Professor Peter L. Strauss Honored in Administrative Law Review

Richard J. Pierce Jr., a Professor at George Washington University, Pays Tribute to Strauss' Career as a Teacher, Scholar, and 'Ambassador at Large'

New York, September 18, 2015—Earlier this year, students, scholars, and alumni gathered at the Harold Leventhal Memorial Symposium to honor the work of Columbia Law School Professor Peter L. Strauss, a giant in the field of administrative law whose career in legal education has spanned nearly a half century. 
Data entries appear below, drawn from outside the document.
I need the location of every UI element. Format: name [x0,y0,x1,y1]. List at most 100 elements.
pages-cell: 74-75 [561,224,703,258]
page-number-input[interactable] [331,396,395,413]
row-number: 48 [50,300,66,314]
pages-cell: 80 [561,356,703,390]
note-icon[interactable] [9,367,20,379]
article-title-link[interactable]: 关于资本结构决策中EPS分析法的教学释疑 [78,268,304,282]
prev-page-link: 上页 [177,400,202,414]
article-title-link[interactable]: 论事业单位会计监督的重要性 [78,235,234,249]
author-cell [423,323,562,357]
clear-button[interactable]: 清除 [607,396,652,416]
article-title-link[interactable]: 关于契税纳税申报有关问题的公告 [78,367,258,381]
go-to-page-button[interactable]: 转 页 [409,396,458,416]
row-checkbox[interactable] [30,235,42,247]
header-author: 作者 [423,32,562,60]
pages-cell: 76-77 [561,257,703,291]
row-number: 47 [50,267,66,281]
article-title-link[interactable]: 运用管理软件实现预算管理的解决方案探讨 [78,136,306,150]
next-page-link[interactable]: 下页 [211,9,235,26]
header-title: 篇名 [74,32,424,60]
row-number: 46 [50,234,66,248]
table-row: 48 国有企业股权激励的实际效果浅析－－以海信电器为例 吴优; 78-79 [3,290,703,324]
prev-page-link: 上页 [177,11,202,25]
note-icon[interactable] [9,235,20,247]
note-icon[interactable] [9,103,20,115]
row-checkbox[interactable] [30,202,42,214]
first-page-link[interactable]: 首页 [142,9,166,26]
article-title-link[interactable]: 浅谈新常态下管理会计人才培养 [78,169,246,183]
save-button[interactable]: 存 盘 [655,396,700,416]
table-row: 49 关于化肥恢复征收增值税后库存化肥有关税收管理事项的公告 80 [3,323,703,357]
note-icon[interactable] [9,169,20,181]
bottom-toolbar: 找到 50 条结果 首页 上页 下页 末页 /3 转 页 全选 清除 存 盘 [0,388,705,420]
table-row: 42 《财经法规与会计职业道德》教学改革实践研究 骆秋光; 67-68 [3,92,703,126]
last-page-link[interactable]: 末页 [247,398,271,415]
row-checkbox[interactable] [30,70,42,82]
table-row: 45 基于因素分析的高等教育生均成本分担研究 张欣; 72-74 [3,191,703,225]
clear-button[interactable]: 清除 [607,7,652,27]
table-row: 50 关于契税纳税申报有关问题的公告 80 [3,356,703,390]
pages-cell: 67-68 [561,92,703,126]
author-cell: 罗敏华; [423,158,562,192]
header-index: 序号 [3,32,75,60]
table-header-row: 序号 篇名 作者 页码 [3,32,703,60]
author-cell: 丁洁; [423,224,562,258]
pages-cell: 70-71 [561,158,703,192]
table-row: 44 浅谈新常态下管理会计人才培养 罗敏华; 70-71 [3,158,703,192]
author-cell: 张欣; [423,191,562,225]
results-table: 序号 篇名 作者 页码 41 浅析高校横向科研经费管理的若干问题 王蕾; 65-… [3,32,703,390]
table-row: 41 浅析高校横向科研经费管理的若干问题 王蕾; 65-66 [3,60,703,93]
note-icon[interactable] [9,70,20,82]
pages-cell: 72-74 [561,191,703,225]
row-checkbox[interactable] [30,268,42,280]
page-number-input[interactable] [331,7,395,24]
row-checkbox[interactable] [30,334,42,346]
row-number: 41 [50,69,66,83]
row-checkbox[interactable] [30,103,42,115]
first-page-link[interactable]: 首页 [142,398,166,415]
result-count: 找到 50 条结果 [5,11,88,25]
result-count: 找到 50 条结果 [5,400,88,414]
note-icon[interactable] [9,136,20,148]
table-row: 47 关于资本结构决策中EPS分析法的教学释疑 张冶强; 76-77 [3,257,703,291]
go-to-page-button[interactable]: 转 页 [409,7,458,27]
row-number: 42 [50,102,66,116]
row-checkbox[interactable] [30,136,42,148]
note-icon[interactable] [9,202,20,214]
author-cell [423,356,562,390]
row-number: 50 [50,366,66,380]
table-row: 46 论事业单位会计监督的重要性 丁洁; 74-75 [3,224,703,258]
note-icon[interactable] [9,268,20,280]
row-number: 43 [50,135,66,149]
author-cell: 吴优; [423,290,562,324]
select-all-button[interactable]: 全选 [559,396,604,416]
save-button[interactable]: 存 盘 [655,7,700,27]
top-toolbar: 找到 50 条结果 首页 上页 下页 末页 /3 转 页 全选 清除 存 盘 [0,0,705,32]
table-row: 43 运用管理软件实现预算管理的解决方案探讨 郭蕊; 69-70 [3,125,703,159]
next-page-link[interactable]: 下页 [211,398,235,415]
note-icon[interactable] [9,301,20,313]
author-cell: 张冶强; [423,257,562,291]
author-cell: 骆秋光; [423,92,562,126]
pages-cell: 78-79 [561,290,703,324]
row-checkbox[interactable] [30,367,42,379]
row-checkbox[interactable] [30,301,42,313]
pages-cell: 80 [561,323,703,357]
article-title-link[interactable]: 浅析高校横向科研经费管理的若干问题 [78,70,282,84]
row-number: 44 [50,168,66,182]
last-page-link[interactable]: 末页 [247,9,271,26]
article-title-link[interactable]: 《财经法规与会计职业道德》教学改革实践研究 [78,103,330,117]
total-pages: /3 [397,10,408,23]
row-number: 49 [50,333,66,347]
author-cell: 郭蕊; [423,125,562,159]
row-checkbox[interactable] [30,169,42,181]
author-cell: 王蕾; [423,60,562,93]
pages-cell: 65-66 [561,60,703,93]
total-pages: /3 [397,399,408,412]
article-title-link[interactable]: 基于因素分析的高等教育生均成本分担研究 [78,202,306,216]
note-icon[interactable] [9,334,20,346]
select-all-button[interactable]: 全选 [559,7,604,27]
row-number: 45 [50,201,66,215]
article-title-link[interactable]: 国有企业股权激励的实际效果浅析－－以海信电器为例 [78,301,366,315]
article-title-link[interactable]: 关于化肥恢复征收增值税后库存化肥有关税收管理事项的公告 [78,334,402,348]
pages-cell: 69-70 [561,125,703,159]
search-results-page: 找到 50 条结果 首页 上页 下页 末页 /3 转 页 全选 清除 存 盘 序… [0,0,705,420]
Now, another tribute has been paid. George Washington University Law School Professor Richard J. Pierce Jr., writing in the Administrative Law Review, honors Strauss for his roles as teacher, scholar, and “ambassador at large.”
Columbia Law School Professor Peter L. Strauss has "influenced the thinking of government officials, lawyers, and scholars in scores of countries," says a colleague.
In the classroom and through his casebooks, Strauss has taught tens of thousands of students at law schools across the country, Pierce writes.  But his work has influenced many outside academia and the United States as well.
“Professor Strauss’s teachings have also had major effects beyond the borders of the United States,” Pierce writes. “The papers and speeches he has presented overseas have influenced the thinking of government officials, lawyers, and scholars in scores of countries.”
Pierce goes on in the piece to examine seven of Strauss’ articles that illustrate “the many ways in which Professor Strauss has contributed to our understanding of the U.S. public law system.”
In an afterword to the piece, Washington University School of Law Professor Ronald M. Levin recognizes Strauss’ service to the American Bar Association Section of Administrative Law and Regulatory Practice.  Strauss served as chair of the section, council member, and chair or member of many section committees over the years. Levin draws attention to Strauss’ contributions to the ABA’s consideration of statutes including the Congressional Review Act and the Administrative Procedure Act. Within the section, Strauss wielded considerable influence, Levin wrote. After helping broker a compromise on one resolution, Levin recalled, one council member called Strauss “Peter James Madison Strauss.”
Columbia Law School honored Strauss at the Harold Leventhal Memorial Symposium on the occasion of his 75th birthday. The Betts Professor of Law has been a member of the Columbia Law School faculty since 1971. In addition to teaching courses on administrative law, legal methods, and legislation, he has published extensively on issues including rulemaking, separation of powers, and statutory interpretation. Strauss is a longtime editor of the leading casebook on administrative law his mentor Walter Gellhorn established, Gellhorn and Byse's Administrative Law: Cases and Comments.
A graduate of Harvard College and Yale Law School, Strauss served as the first general counsel of the United States Nuclear Regulatory Commission and has lectured widely around the world on U.S. administrative law.